One speaker that I am definitively will go see is Dave Thomas. Besides being consistently entertaining Dave Thomas also has the experience required to reach into the great work of Computer Science past and show how it remains relevant the practical business challenges of today.

Dave’s company has a product called Ivy. It is a analytics product based on the programming language Q – a decendant of APL/K – and the KDb+ database.

Ivy’s primary usecase appears to be financial analytics, an area I know little about, but I find its approach to user interface fascinating. It shows how you can precent a contemporary web based GUI using familiar metaphors and maintain the ability to drop down to code when you need to.

Ivy has a very cool modern looking in-browser inteface with spreadsheet like overview of the massive volumes of data the system is designed to handle, a visual query builder and supports a wide range of visualizations. But it also has strong support for the Q language, including a debugger.
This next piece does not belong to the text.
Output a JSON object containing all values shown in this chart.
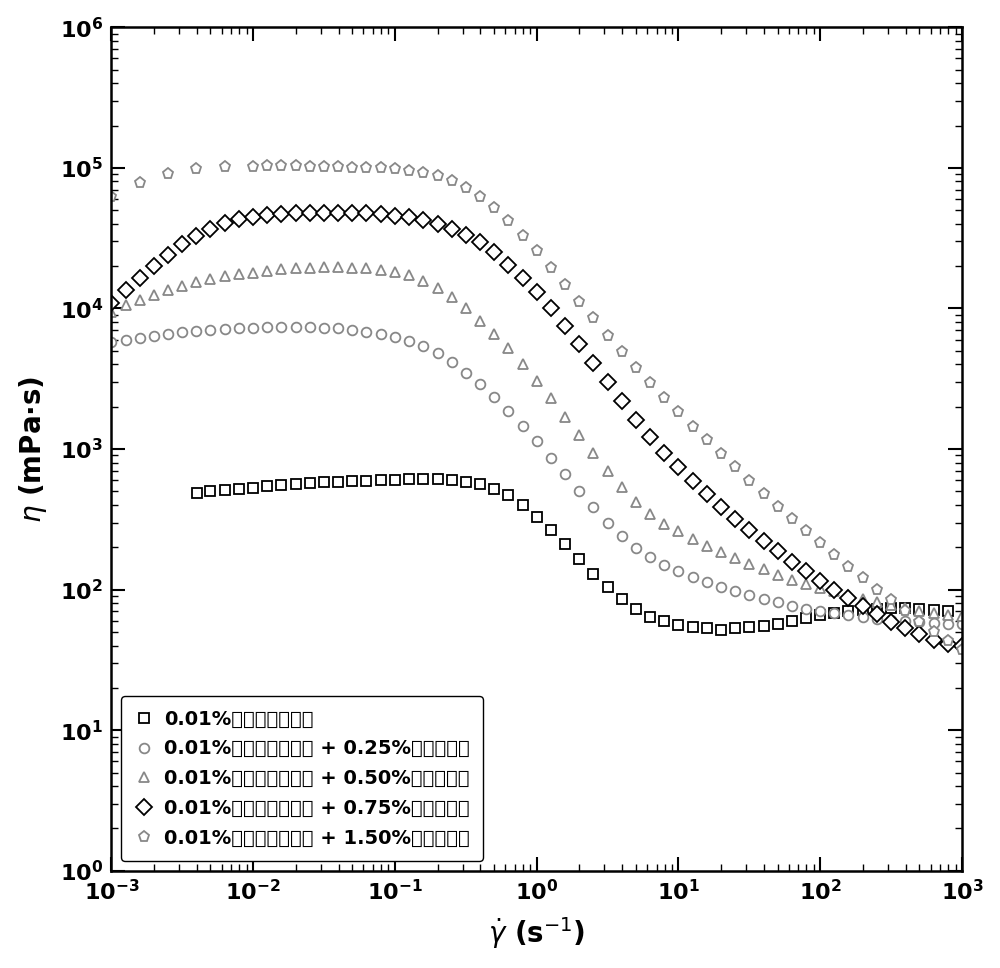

I hope to be able to chat with Dave about his thoughts on DSLs and GUIs during the conference and get his take on questions like “When do you want both?”, “What kind of IDE do you need if you want to support non-programmers programming?”, “Are projectional editors the future of DSLs?” etc. and report here on the conversation.

Full Disclosure: I am receiving a free GOTO ticket from the producers in exchange for blogging about the conference.